“Jesus, Jesus help me,” sings Bono, front man of the classic Irish rock band U2. “I’m alone in this world, and a fucked up world it is too.” Even though U2 fans had long grown used to Bono’s mixture of Christian faith and endless ennui by the time the band released the techno-infused album Pop in 1997, the frankness displayed in the song “Wake Up Dead Man” shocked and dismayed listeners.
Alongside the playful dance track “Discothèque” and sultry numbers such as “The Playboy Mansion” and “If You Wear That Red Dress,” “Wake Up Dead Man” had a raw honesty that U2 hadn’t shown since their anthemic hit records The Unforgettable Fire and The Joshua Tree. Since 1991’s Achtung Baby, U2 had abandoned their earnest approach for postmodern games that commented upon the Death of God by embracing and satirizing secular capitalism. Yet with “Wake Up Dead Man,” Bono didn’t dress-up like a Ronald McDonald Devil or hide his eyes behind wraparound shades. He spoke freely about his anger at God for failing to fix a world of meaningless suffering.
Earlier today, “Wake Up Dead Man” shocked a whole new generation of pop culture fans when director Rian Johnson announced the title of his next movie: Wake Up Dead Man: A Knives Out Mystery. The third such film for Johnson, Wake Up Dead Man will be coming to Netflix next year as the latest adventure of Daniel Craig‘s Southern fried detective Benoit Blanc.
It came as no surprise that Johnson would choose a pop song’s name for his movie’s title. After all, the previous film is named itself after the Beatles’ track “Glass Onion,” which appeared on the White Album in 1968. In fact, now that we think about it, Radiohead released a song called “Knives Out” on their 2001 album Amnesiac.
Speaking to the LA Times about the connection between Knives Out and Radiohead, Johnson admitted that he named the film after the English group’s work, but that’s as far as the similarities went. “Obviously, the movie has nothing to do with the song,” he stated. “I’m just a massive Radiohead fan, and I love that album and I love that song. That phrase, that turn of phrase has always stuck in my head. And it just seemed like a great title for a murder mystery.”
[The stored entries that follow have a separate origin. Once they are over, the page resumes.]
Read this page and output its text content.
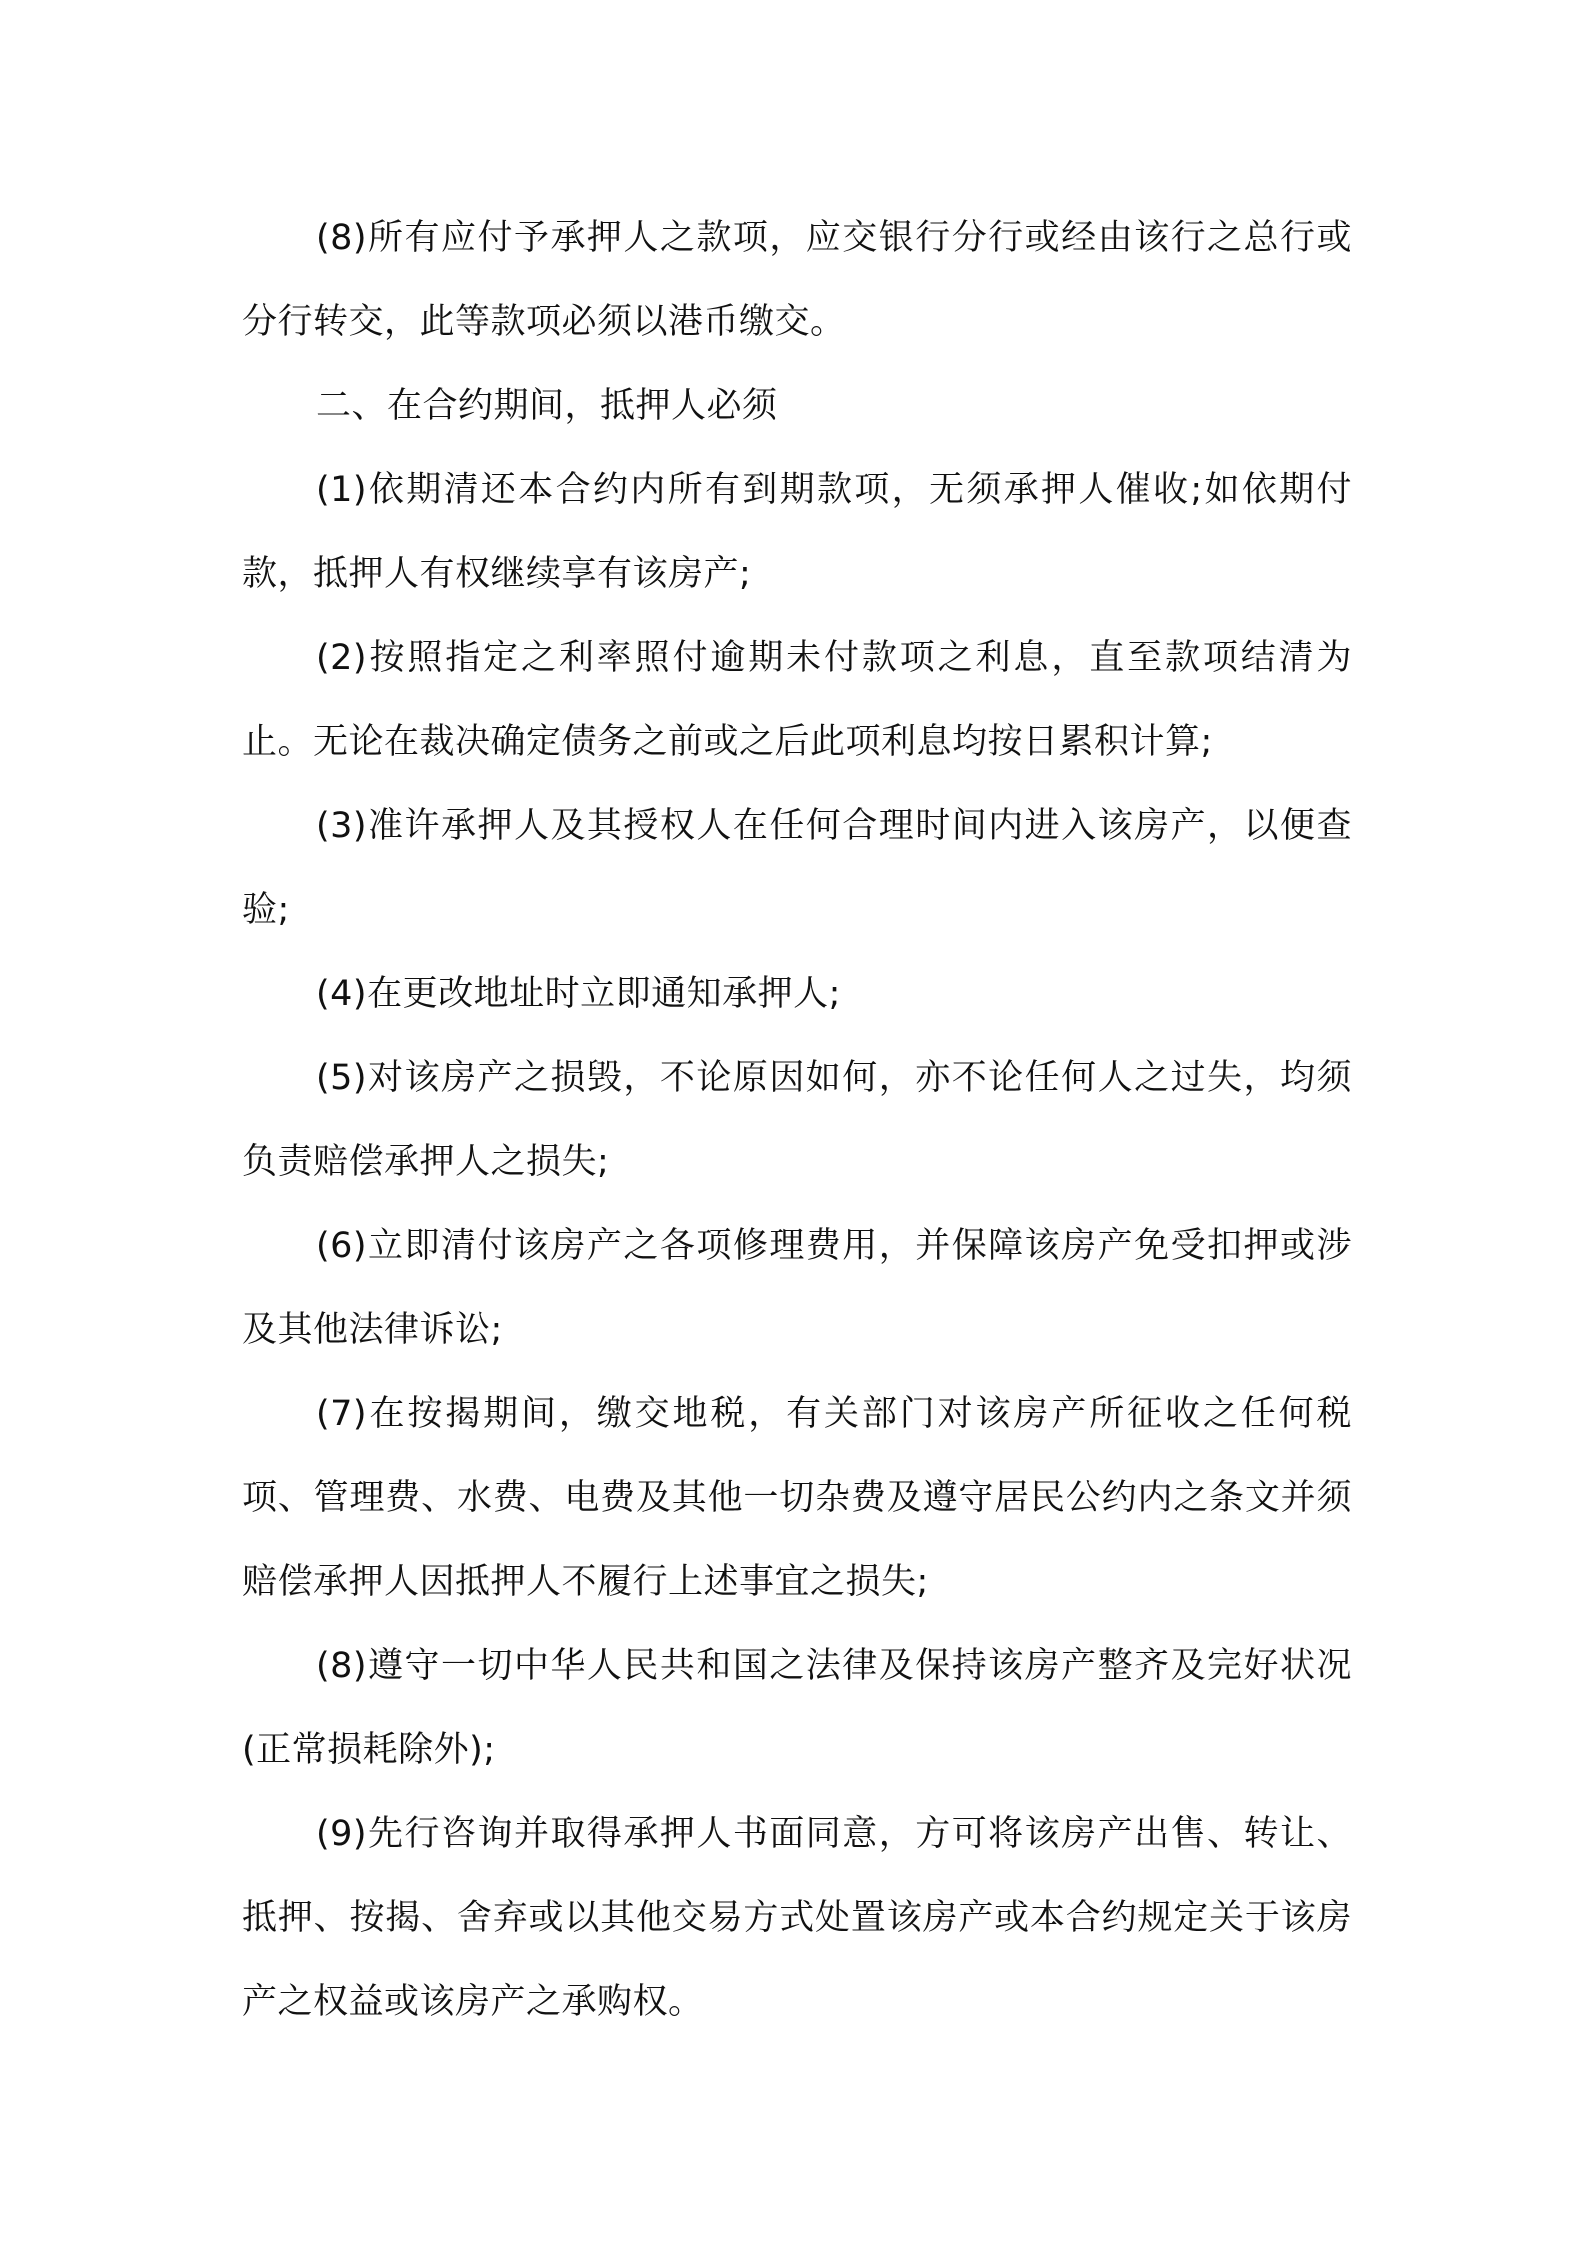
(8)所有应付予承押人之款项，应交银行分行或经由该行之总行或分行转交，此等款项必须以港币缴交。

二、在合约期间，抵押人必须

(1)依期清还本合约内所有到期款项，无须承押人催收;如依期付款，抵押人有权继续享有该房产;

(2)按照指定之利率照付逾期未付款项之利息，直至款项结清为止。无论在裁决确定债务之前或之后此项利息均按日累积计算;

(3)准许承押人及其授权人在任何合理时间内进入该房产，以便查验;

(4)在更改地址时立即通知承押人;

(5)对该房产之损毁，不论原因如何，亦不论任何人之过失，均须负责赔偿承押人之损失;

(6)立即清付该房产之各项修理费用，并保障该房产免受扣押或涉及其他法律诉讼;

(7)在按揭期间，缴交地税，有关部门对该房产所征收之任何税项、管理费、水费、电费及其他一切杂费及遵守居民公约内之条文并须赔偿承押人因抵押人不履行上述事宜之损失;

(8)遵守一切中华人民共和国之法律及保持该房产整齐及完好状况(正常损耗除外);

(9)先行咨询并取得承押人书面同意，方可将该房产出售、转让、抵押、按揭、舍弃或以其他交易方式处置该房产或本合约规定关于该房产之权益或该房产之承购权。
The song “Knives Out” doesn’t even play in the film (“I doubt we could afford that,” Johnson told the newspaper), but the Beatles’ “Glass Onion” does feature in the closing credits of Glass Onion. The song’s metaphor about something appearing infinitely complex (like the many layers of an onion) yet is still utterly transparent also played as a more direct theme for a sequel , in retrospect, both the killer and the pettiness of their motive should be glaringly obvious.
So Wake Up Dead Man may or may not correspond with the infamous U2 track. However, it’s not out of the realm of possibility that Johnson would take more direct inspiration from the song. The spiritual distress that Bono captures in “Wake Up Dead Man” surely resonates with former youth group kid Johnson.
Moreover, like most mysteries, Knives Out and its sequels are about the search for meaning. As indicated by the donut hole analogy Blanc uses in the first film, his search for clues takes him to a missing piece that causes everything else make sense. Glass Onion tested Blanc by posing him with a solution that made no logical sense and was, instead, “just dumb.”
But if a new mystery proves so upsetting or vexing that it lends itself to no meaning, Blanc just might sing along with Bono’s complaint. Or he might just skip to a more uptempo number like “Last Night on Earth” and dance in his impeccable outfits. Either way we’ll be watching on day one.
Wake Up Dead Man: A Knives Out Mystery comes to Netflix in 2025.